Das Sammeln und Exzerpieren von Büchern zur Herstellung neuer Bücher wird hier mit der Einrichtung von Wunderkammern und Naturalienkabinetten in Verbindung gebracht. Virtuosi nannten sich - entgegen der heutigen Bedeutung des Worts - die Realiensammler und Philosophen aus dem Umkreis der Royal Society. Ihnen werden die Zettelpoeten gegenüber gestellt, die als poetae docti zunächst großes Ansehen besaßen, bevor sie ihr Renommee an die Vertreter der Genieästhetik abgeben mussten. Während die res-Sammlungen im Laufe des 18. Jahrhunderts ihre Bedeutung als Organe wissenschaftlicher Erkenntnis verloren und nur noch in Spezialsammlungen, etwa als Kunstmuseen, überlebten, erlangten die verba-Sammlungen in der Poesie, vor allem in Zeiten der Moderne, einen neuen Stellenwert bei der Genese literarischer Texte. Das Buch handelt vom Sammeln und ist selber als Sammlung angelegt. Zu den Zettelpoeten, die genauer untersucht werden, gehören Jeremias Drexel, Jean Paul, Ernst Bloch, Walter Benjamin, Ludwig Hohl, Arno Schmidt und Rainald Goetz.

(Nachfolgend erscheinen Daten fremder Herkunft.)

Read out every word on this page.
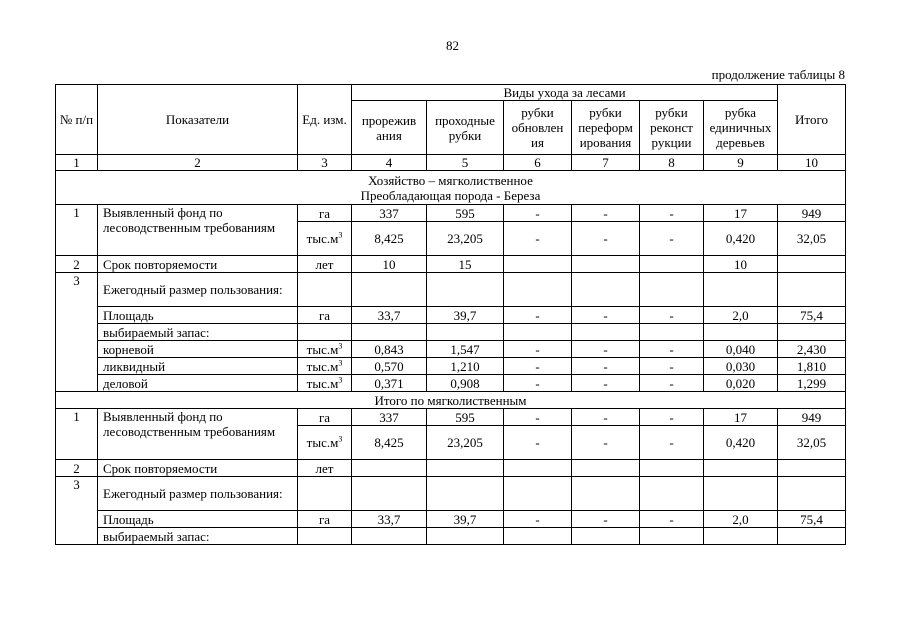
82
продолжение таблицы 8
№ п/п	Показатели	Ед. изм.	Виды ухода за лесами						Итого
			прорежив ания	проходные рубки	рубки обновлен ия	рубки переформ ирования	рубки реконст рукции	рубка единичных деревьев	
1	2	3	4	5	6	7	8	9	10

Хозяйство – мягколиственное
Преобладающая порода - Береза									

1	Выявленный фонд по лесоводственным требованиям	га	337	595	-	-	-	17	949
		$тыс.м^3$	8,425	23,205	-	-	-	0,420	32,05
2	Срок повторяемости	лет	10	15				10	
3	Ежегодный размер пользования:								
	Площадь	га	33,7	39,7	-	-	-	2,0	75,4
	выбираемый запас:								
	корневой	$тыс.м^3$	0,843	1,547	-	-	-	0,040	2,430
	ликвидный	$тыс.м^3$	0,570	1,210	-	-	-	0,030	1,810
	деловой	$тыс.м^3$	0,371	0,908	-	-	-	0,020	1,299
Итого по мягколиственным									
1	Выявленный фонд по лесоводственным требованиям	га	337	595	-	-	-	17	949
		$тыс.м^3$	8,425	23,205	-	-	-	0,420	32,05
2	Срок повторяемости	лет							
3	Ежегодный размер пользования:								
	Площадь	га	33,7	39,7	-	-	-	2,0	75,4
	выбираемый запас:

Perlentaucher-Notiz zur TAZ-Rezension
Was Philologie in Verbindung mit kulturgeschichtlicher Analyse vermag, lernt Rudolf Walther anhand dieser Studie von Ulrich Stadler und Magnus Wieland über "Zettelpoeten" von Jean Paul über Arno Schmidt bis Rainald Goetz. Gelehrt und elegant zugleich zeigen ihm die Autoren Möglichkeiten und Abgründe des schriftstellerischen Arbeitens mit mehr oder weniger als solche ausgewiesenen fremden Texten. Statt juristisch argumentieren die Autoren ästhetisch, akribisch-präzis am Text, erläutert Walther.